Diesmal wurde der Motorradfahrer mit 104 km/h geblitzt – erlaubt sind dort 70 Stundenkilometer. Für den Kradfahrer aus dem Oberbergischen kamen in Schmidthausen ein weiteres Bußgeld in Höhe von 160 Euro und ein Punkt im Fahreignungsregister hinzu. Schließlich beteiligte sich auch noch ein Beamter auf einem Videomotorrad auf der Landesstraße 528 an der Aktion, wobei er im Bereich Halver-Hürxtal unterwegs war. Dadurch erhöhte sich die Anzahl der Geschwindigkeitsverstöße um fünf. 

In drei Fällen war das Tempo der jeweiligen Kradfahrer so hoch, dass neben der Geldbuße ein Fahrverbot verhängt werden. Zwei Anzeigen gab es zudem gegen Autofahrer, die im Überholverbot überholt hatten. 

1931 Fahrzeuge in Halver kontrolliert

In Schmidthausen passierten 1931 Fahrzeuge die Messstelle, von denen 136 zu schnell fuhren. Neben 126 Verwarnungen mussten in zehn Fällen Ordnungswidrigkeitenanzeigen vorgelegt werden – die Verkehrsteilnehmer fuhren schneller als 20 Stundenkilometer über den zugelassenen 70 km/h. 

Die höchste Geschwindigkeit, von einem Autofahrer aus dem Märkischen Kreis gefahren, betrug 124 km/h. Dafür kassiert dieser einen Monat Fahrverbot, einen Punkt in Flensburg und ein Bußgeld von 160 Euro. Darüber hinaus gab es zwölf Verkehrsteilnehmer, die bei der Benutzung elektronischer Geräte am Lenkrad erwischt wurden. 

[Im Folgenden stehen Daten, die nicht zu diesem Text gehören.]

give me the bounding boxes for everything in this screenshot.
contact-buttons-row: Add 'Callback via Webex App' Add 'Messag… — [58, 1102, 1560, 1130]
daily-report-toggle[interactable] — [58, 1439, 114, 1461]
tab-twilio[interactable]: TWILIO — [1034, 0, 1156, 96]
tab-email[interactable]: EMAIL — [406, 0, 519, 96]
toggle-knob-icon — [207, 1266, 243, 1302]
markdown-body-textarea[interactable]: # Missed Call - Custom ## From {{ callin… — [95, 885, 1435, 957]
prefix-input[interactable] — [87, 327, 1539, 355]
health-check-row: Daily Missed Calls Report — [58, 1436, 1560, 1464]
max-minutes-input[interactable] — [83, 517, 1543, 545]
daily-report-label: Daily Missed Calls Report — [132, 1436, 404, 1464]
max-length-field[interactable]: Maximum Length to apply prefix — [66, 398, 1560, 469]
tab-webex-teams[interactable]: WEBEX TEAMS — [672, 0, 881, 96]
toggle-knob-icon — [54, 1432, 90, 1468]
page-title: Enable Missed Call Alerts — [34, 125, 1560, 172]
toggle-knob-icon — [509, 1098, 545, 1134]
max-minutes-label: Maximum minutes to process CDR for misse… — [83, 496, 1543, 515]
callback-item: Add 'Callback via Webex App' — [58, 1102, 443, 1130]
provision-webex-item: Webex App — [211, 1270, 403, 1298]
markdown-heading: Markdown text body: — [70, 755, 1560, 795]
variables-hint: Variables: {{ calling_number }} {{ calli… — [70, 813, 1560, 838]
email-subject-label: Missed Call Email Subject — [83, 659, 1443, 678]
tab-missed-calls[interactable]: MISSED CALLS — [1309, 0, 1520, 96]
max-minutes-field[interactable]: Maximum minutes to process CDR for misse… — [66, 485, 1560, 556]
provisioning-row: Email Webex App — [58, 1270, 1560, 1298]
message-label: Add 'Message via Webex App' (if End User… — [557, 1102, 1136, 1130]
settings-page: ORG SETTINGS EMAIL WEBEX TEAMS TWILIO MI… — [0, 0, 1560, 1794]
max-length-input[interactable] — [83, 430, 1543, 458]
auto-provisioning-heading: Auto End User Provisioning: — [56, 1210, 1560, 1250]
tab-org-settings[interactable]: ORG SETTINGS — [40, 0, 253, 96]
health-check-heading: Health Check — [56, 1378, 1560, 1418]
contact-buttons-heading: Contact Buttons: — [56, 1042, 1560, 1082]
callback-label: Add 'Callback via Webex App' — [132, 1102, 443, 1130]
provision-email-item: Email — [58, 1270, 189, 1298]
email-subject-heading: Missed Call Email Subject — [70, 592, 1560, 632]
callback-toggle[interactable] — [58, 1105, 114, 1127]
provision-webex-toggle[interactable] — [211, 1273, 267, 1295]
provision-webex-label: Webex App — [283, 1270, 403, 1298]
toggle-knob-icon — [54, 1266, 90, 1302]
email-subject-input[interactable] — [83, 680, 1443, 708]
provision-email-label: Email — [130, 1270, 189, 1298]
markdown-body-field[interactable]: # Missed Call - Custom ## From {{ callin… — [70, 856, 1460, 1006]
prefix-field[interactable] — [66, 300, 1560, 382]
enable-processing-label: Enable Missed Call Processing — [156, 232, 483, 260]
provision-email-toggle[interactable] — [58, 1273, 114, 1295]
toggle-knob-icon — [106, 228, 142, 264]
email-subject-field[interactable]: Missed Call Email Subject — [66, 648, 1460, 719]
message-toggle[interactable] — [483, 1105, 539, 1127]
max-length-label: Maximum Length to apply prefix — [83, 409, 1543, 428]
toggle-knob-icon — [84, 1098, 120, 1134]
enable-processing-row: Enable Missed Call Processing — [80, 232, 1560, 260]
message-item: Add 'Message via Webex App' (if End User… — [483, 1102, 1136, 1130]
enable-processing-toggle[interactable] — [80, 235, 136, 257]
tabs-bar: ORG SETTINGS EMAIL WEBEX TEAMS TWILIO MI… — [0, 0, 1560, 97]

Die Folgen sind ein Bußgeld in Höhe von 100 Euro und einen Punkt im Fahreignungsregister. Grund genug für die Polizei, einmal mehr darauf hinzuweisen, dass ein Fahrzeug bei einer Geschwindigkeit von 50 km/h in einer einzigen Sekunde etwa 14 Meter zurücklegt – bei einer Ablenkung durchs Smartphone bedeutet das eine Blindfahrt von 14 Metern. Kommt es zu einem Unfall durch diese Ablenkung, seien in der Regel die Folgen gravierend. Insgesamt wurde auf der Friedrich-Ebert-Straße in Kierspe die Geschwindigkeit von 2272 Fahrzeugen kontrolliert.

In 62 Fällen musste ein Verwarnungsgeld erhoben, in zwei Fällen eine Anzeige geschrieben werden. Außerdem wurde ein tiefergelegter VW Golf sichergestellt, weil dieser förmlich mit dem Unterboden über die Fahrbahn schliff. Die Polizeibeamten stellten eine Bodenfreiheit von zwei Zentimetern fest – dies wird nun durch ein Sachverständigengutachten überprüft. Die Polizei im Märkischen Kreis wird, so heißt es abschließend, weitere solcher Kontrollen in Zukunft durchführen.